Grief has a funny way of shape-shifting.
This week, it wasn’t tears for the daughter I lost — it was a deep, gnawing ache for the two I still have.
My 22-year-old twins — brilliant, overwhelmed, and barely keeping their heads above water — are calling home more often. I don’t know whether to feel proud, panicked, or just permanently tired.
After the holidays, my son headed back to grad school in a rainstorm that looked like the apocalypse. He didn’t want to go. I saw it in the way he lingered over breakfast, the way he came to sit beside me and rested his head on my shoulder — something he never does — on the very morning he was supposed to leave. My husband offered to drive with him. My son accepted gratefully, still dragging his feet. It would have been sweet if it hadn’t also been quietly heartbreaking.
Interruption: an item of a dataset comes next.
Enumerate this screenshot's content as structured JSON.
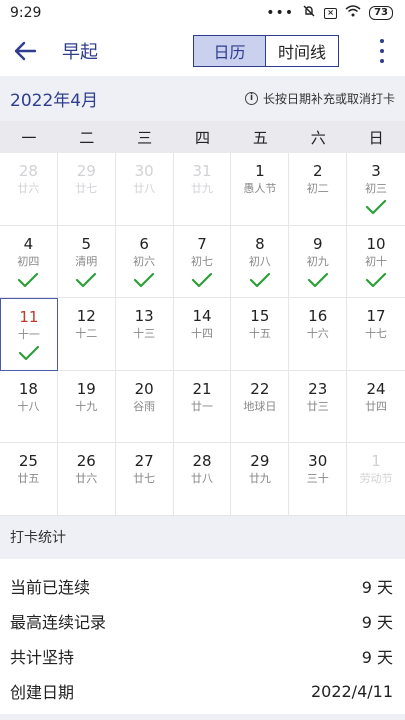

I had to nudge him. Push him, really. With all the love I have, and all the heartbreak that comes with it. Because that push meant: I trust you to try again.
Meanwhile, my daughter — across the country, in a new city, three months into a brutal nursing job — is unraveling. She says she’s “fine,” but her voice betrays her. It turns brittle when she talks about work. She’s admitted to crying before her shifts.
She’s not fine.
And I don’t know how to help them both without falling apart myself.
Add to that my husband — spiraling a bit as he approaches 65 — and suddenly I’ve become the family’s emotional ground wire. I don’t always feel up to the job.
So this week, I did what I sometimes do when I’m overwhelmed.
I asked for help from the other side.
Maybe it’s magical thinking. Maybe it’s spiritual bypassing. Maybe it’s just a mother’s way of saying, I need help, and no one living seems to have any to give.
But I turned to my daughter — the one I lost — and to my father, who’s also gone, and I said:
Help me. I’m drowning a little. I need something to go right.
And something did.
We’d recently bought a new car to help with my daughter’s move, and the dealership was supposed to send the title to our DMV. A month passed. No title. No updates. My husband left voicemail after voicemail. Nothing.
That morning, I was writing my morning pages as he vented in the background. I paused mid-sentence and scribbled:
Dad, Lil — help us get that title today, please.
An hour later, my husband called the dealership again. This time, the general manager answered. He walked back to the finance office and said, “The title is sitting right here on someone’s desk. It’s been here for over a month.”
He overnighted it. We had it the next day.
That same night, I asked again — this time for help finding a cheap flight to visit our daughter. We’d promised to visit once a month so she wouldn’t feel so alone, but her schedule had just come out and flights were absurd: six hundred dollars and up.
I whispered the same request. Please help me make this work.
A few hours later, I found one — two hundred dollars, last-minute, almost too good to be true. I booked it immediately and whispered thank you to whoever is still watching out for us.
This week, I was the mother who had to let go of her grown children — again.
I was the wife of a man grappling with his age.
I was the woman who still grieves her daughter every single day.
But I was also the one who asked for help — and received it.
Maybe grief opens a door to something softer. Maybe when your heart is cracked open, it becomes easier to ask for help — and easier to notice when it arrives.